- Italian theatrical release poster
- Directed by: Ferdinando Baldi
- Screenplay by: Mino Roli Nico Ducci Ferdinando Baldi
- Story by: Mino Roli Nico Ducci
- Produced by: Armando Todaro
- Starring: Paul Smith Michael Coby
- Cinematography: Aiace Parolin
- Edited by: Antonietta Zita
- Music by: Franco Bixio Vince Tempera
- Release date: 1974;
- Language: Italian

= Carambola (film) =

1974 film by Ferdinando Baldi

Carambola! (Carambola, also known as Strange Adventures of Coby and Ben) is a 1974 Italian comedic Spaghetti Western film co-written and directed by Ferdinando Baldi.
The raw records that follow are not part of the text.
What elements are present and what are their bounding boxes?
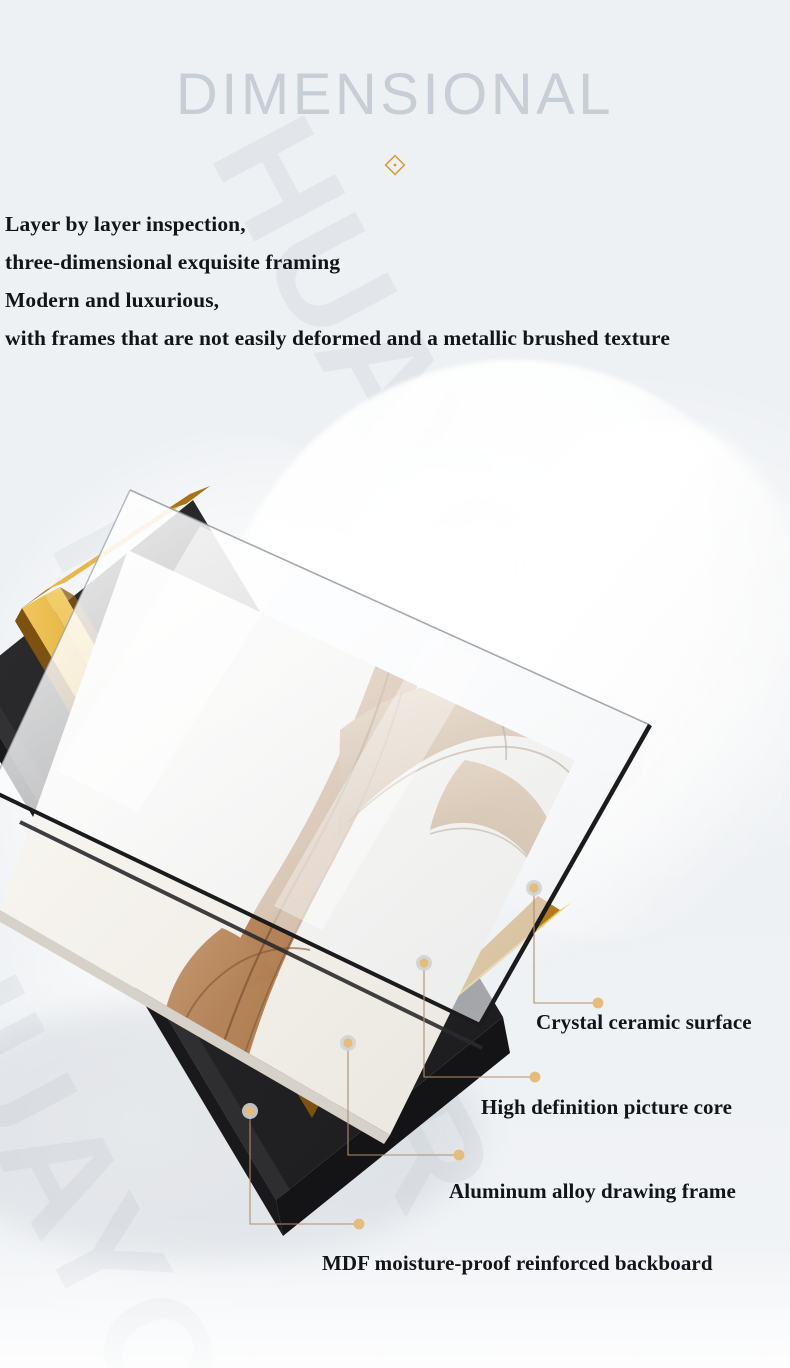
- description-line: three-dimensional exquisite framing: [5, 243, 787, 281]
- exploded-picture-frame: [0, 430, 790, 1310]
- product-illustration: [0, 430, 790, 1310]
- description-line: Modern and luxurious,: [5, 281, 787, 319]
- description-line: with frames that are not easily deformed…: [5, 319, 787, 357]
- description-line: Layer by layer inspection,: [5, 205, 787, 243]
- diamond-ornament-icon: [384, 154, 406, 176]
- page-title: DIMENSIONAL: [0, 66, 790, 124]
- page-header: DIMENSIONAL: [0, 0, 790, 176]
- description-block: Layer by layer inspection, three-dimensi…: [5, 205, 787, 357]
- ornament-wrap: [0, 154, 790, 176]
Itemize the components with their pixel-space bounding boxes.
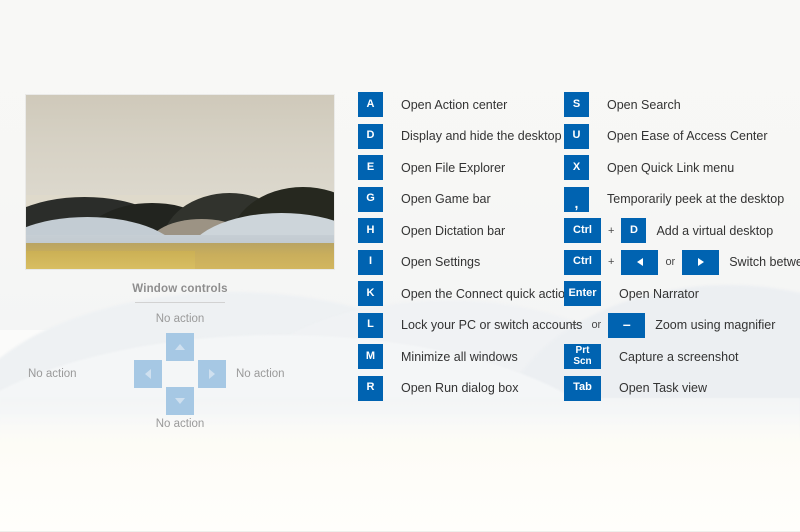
key-separator-or: or [665,256,675,268]
key-tile-l[interactable]: L [358,313,383,338]
shortcut-row: AOpen Action center [358,92,582,117]
shortcut-description: Open Search [607,98,681,112]
shortcut-row: +or–Zoom using magnifier [564,313,800,338]
key-separator-plus: + [571,319,577,331]
thumbnail-sky [26,95,334,195]
shortcut-row: UOpen Ease of Access Center [564,124,800,149]
window-controls-divider [135,302,225,303]
shortcut-description: Add a virtual desktop [656,224,773,238]
shortcut-row: MMinimize all windows [358,344,582,369]
dpad-up-button[interactable] [166,333,194,361]
down-arrow-icon [175,398,185,404]
shortcut-row: IOpen Settings [358,250,582,275]
key-tile-right-arrow[interactable] [682,250,719,275]
shortcuts-column-left: AOpen Action centerDDisplay and hide the… [358,92,582,407]
key-tile-g[interactable]: G [358,187,383,212]
right-arrow-icon [698,258,704,266]
shortcut-description: Capture a screenshot [619,350,739,364]
shortcut-row: LLock your PC or switch accounts [358,313,582,338]
dpad-left-label: No action [28,368,77,380]
shortcut-row: Ctrl+DAdd a virtual desktop [564,218,800,243]
key-tile-h[interactable]: H [358,218,383,243]
key-tile-ctrl[interactable]: Ctrl [564,250,601,275]
window-controls-section: Window controls No action No action No a… [96,283,264,423]
thumbnail-golden-grass-left [26,251,195,269]
shortcut-description: Open Action center [401,98,507,112]
shortcut-description: Open Narrator [619,287,699,301]
dpad-down-label: No action [156,418,205,430]
shortcut-row: TabOpen Task view [564,376,800,401]
shortcut-row: EnterOpen Narrator [564,281,800,306]
key-tile-e[interactable]: E [358,155,383,180]
window-controls-title: Window controls [96,283,264,295]
shortcut-description: Minimize all windows [401,350,518,364]
shortcut-description: Open Task view [619,381,707,395]
left-arrow-icon [637,258,643,266]
dpad-up-label: No action [156,313,205,325]
shortcut-row: XOpen Quick Link menu [564,155,800,180]
key-tile-ctrl[interactable]: Ctrl [564,218,601,243]
key-separator-or: or [591,319,601,331]
left-arrow-icon [145,369,151,379]
window-controls-dpad: No action No action No action No action [96,305,264,423]
shortcut-row: ROpen Run dialog box [358,376,582,401]
key-tile-r[interactable]: R [358,376,383,401]
key-separator-plus: + [608,225,614,237]
key-tile-,[interactable]: , [564,187,589,212]
shortcuts-column-right: SOpen SearchUOpen Ease of Access CenterX… [564,92,800,407]
right-arrow-icon [209,369,215,379]
key-tile-u[interactable]: U [564,124,589,149]
shortcut-description: Open Ease of Access Center [607,129,768,143]
shortcut-row: GOpen Game bar [358,187,582,212]
key-tile-k[interactable]: K [358,281,383,306]
shortcut-row: DDisplay and hide the desktop [358,124,582,149]
key-separator-plus: + [608,256,614,268]
shortcut-row: KOpen the Connect quick action [358,281,582,306]
key-tile-x[interactable]: X [564,155,589,180]
key-tile-s[interactable]: S [564,92,589,117]
shortcut-row: ,Temporarily peek at the desktop [564,187,800,212]
key-tile-tab[interactable]: Tab [564,376,601,401]
shortcut-description: Open the Connect quick action [401,287,572,301]
shortcut-row: PrtScnCapture a screenshot [564,344,800,369]
shortcut-description: Zoom using magnifier [655,318,775,332]
key-tile-a[interactable]: A [358,92,383,117]
key-tile-prt-scn[interactable]: PrtScn [564,344,601,369]
shortcut-row: EOpen File Explorer [358,155,582,180]
key-tile-i[interactable]: I [358,250,383,275]
shortcut-description: Temporarily peek at the desktop [607,192,784,206]
shortcut-description: Open Settings [401,255,480,269]
shortcut-description: Lock your PC or switch accounts [401,318,582,332]
dpad-down-button[interactable] [166,387,194,415]
key-tile-d[interactable]: D [621,218,646,243]
shortcut-description: Display and hide the desktop [401,129,562,143]
dpad-left-button[interactable] [134,360,162,388]
up-arrow-icon [175,344,185,350]
background-grass-near [0,412,800,532]
wallpaper-thumbnail[interactable] [26,95,334,269]
shortcut-description: Open Run dialog box [401,381,518,395]
shortcut-row: Ctrl+orSwitch between [564,250,800,275]
key-tile--[interactable]: – [608,313,645,338]
key-tile-m[interactable]: M [358,344,383,369]
key-tile-left-arrow[interactable] [621,250,658,275]
shortcut-description: Open File Explorer [401,161,505,175]
shortcut-description: Switch between [729,255,800,269]
key-tile-d[interactable]: D [358,124,383,149]
key-tile-enter[interactable]: Enter [564,281,601,306]
shortcut-description: Open Game bar [401,192,491,206]
shortcut-description: Open Quick Link menu [607,161,734,175]
shortcut-row: SOpen Search [564,92,800,117]
shortcut-row: HOpen Dictation bar [358,218,582,243]
shortcut-description: Open Dictation bar [401,224,505,238]
dpad-right-label: No action [236,368,285,380]
dpad-right-button[interactable] [198,360,226,388]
It was the first film starring the pair Paul Smith and Michael Coby, a duo formed by producer Manolo Bolognini with the purpose of copying the successful films of the duo Terence Hill and Bud Spencer. It was followed by Carambola's Philosophy: In the Right Pocket.

==Plot==
Coby, a former soldier and champion of pool and his gigantic and irascible friend Clem accepted, for $50.000, to investigate arms trafficking that would take place between the US and Mexico. The two devise a trick.